The Maryknolls were missionaries and Geraldine went to school to learn Spanish. She was sent to do mission work in Panama at the poorest parish called Chorillo. After two years in Panama, Geraldine returned to the
States to get her degree at Mary Rogers College in Maryknoll, N.Y. She came home for a visit before she went to New York. I hadn't seen her in two years. I was 16 years old and Geraldine was now 27. She was wearing a pink suit and her head was bare. Her thick black hair was shoulder length and she was very pretty and had changed into a vibrant, confident woman. It was so different to see Geraldine this way after years of seeing her dressed in dark mysterious nun garb. She was at ease with herself and more approachable. Before when she came home for visits she wouldn't speak to me or my brothers and sisters but kept to herself and read romantic novels late into the night. My mother would get her up early to go to mass and then they spent their days driving around visiting relatives. This visit, Geraldine spent time with my sisters and me. She asked me to come to see her in Nicaragua the following summer.
I worked at a fast food restaurant my junior year of high school to raise money for the trip. For two weeks in June my sister, Mary and I picked strawberries from 8 a.m. to 6 p.m. to make money to go to Nicaragua. We really didn't know where we were headed but we took buses all the way to Nicaragua. The story of our trip is some tale, which I'm not going to get into right now.
In Nicaragua, Geraldine lived with five other nuns and they all had jobs. Geraldine did social work in Managua at an agency and she went on assignments with two men, Manuel and Edgar.
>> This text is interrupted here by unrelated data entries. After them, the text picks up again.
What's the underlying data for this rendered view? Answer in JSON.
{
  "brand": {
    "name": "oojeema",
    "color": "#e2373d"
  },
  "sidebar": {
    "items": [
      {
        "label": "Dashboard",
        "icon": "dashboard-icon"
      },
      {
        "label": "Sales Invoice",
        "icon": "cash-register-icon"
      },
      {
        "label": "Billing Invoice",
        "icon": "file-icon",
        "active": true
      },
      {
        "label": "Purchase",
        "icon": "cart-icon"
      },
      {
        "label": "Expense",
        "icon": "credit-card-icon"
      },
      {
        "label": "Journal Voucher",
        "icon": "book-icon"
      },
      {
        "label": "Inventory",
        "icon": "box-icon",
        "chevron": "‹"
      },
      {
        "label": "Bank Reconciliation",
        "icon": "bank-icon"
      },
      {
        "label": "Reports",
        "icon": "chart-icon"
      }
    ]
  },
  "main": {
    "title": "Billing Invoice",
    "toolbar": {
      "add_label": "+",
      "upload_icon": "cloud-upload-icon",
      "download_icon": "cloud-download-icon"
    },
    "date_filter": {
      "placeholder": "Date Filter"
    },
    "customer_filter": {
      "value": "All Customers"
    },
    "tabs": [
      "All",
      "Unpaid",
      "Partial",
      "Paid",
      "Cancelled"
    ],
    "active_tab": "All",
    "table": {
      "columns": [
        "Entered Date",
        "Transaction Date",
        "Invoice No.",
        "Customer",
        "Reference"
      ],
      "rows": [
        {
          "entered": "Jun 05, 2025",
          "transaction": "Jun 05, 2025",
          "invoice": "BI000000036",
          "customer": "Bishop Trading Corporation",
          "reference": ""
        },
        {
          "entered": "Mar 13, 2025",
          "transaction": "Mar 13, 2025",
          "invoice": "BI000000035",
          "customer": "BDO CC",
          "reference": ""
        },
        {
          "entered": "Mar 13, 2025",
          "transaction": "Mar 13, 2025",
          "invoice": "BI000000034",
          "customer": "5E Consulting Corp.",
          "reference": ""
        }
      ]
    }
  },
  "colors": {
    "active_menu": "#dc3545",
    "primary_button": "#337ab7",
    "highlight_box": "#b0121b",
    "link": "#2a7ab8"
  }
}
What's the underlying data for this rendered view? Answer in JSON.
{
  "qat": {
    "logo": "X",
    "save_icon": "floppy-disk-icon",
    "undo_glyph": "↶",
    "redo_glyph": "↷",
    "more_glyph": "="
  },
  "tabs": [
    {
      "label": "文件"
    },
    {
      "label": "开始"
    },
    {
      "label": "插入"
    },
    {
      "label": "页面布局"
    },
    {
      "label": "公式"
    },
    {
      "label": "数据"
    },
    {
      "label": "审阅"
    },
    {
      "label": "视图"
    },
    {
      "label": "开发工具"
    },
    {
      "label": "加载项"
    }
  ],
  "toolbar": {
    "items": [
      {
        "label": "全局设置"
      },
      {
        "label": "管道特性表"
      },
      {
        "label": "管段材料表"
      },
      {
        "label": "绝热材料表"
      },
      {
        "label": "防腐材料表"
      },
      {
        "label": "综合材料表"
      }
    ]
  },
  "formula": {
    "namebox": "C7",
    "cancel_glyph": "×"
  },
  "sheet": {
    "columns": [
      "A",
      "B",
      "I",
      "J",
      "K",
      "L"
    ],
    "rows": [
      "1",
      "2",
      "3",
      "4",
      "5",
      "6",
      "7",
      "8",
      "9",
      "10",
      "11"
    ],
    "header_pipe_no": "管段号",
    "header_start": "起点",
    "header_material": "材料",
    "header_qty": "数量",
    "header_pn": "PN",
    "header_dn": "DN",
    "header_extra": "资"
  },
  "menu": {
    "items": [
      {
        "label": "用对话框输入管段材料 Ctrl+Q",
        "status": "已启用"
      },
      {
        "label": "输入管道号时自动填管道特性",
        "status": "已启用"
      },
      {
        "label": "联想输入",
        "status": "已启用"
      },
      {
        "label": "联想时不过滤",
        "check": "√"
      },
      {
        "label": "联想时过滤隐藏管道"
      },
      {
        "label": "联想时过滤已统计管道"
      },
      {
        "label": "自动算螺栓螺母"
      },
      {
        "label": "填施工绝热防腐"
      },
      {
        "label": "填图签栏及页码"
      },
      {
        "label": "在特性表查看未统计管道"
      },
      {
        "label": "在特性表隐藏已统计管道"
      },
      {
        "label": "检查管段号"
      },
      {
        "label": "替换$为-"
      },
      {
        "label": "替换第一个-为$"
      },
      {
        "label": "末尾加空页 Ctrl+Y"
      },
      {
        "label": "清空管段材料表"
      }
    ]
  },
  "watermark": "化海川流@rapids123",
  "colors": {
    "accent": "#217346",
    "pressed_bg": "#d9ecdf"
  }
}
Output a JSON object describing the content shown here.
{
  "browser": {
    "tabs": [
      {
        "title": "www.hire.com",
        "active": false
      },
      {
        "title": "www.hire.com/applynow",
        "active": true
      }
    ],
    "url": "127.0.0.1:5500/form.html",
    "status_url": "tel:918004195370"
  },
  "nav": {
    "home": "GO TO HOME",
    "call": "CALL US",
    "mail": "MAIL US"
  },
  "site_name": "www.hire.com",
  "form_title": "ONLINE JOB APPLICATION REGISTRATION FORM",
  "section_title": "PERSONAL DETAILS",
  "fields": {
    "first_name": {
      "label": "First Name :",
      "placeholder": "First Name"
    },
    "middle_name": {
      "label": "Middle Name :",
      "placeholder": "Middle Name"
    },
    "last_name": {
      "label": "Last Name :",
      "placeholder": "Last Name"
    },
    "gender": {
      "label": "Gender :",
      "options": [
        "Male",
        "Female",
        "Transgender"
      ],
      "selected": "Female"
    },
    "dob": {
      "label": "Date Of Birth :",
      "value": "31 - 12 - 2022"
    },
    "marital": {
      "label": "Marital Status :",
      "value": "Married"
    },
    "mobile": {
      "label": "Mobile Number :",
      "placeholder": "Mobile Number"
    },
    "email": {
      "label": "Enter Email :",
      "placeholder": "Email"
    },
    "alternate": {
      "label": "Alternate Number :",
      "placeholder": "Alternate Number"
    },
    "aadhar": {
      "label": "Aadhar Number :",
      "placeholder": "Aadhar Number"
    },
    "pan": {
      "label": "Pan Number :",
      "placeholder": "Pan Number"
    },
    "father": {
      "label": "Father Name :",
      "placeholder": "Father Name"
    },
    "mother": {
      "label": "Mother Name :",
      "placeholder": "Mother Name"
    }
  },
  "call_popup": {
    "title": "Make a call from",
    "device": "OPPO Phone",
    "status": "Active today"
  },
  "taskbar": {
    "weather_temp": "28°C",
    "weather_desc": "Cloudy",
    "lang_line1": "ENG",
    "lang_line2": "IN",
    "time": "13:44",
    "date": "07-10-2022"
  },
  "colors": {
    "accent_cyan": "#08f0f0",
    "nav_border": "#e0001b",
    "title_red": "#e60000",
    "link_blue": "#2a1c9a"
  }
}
Geraldine would take turns taking Mary and me to work with her.
The men liked Geraldine. She was getting noticed for the first time in her life. She started to borrow clothes from Mary and me. She had white alabaster skin and dark, dark hair and she looked great in red. One day when
Mary was with Geraldine, Edgar couldn't take his eyes off her. She was wearing a red blouse and her dark hair was tied back with a red scarf. Mary said that Edgar stared at Geraldine, sucked in his breath and said, "Rojo, rojo. Aye-yi-yi."
Geraldine left the convent shortly after and married Edgar. They had two daughters Alana and Genevieve. This weekend their daughter, Alana is getting married in Dallas and I am going to her wedding. Geraldine died of cancer in 1992 and I will wear red this week in her memory.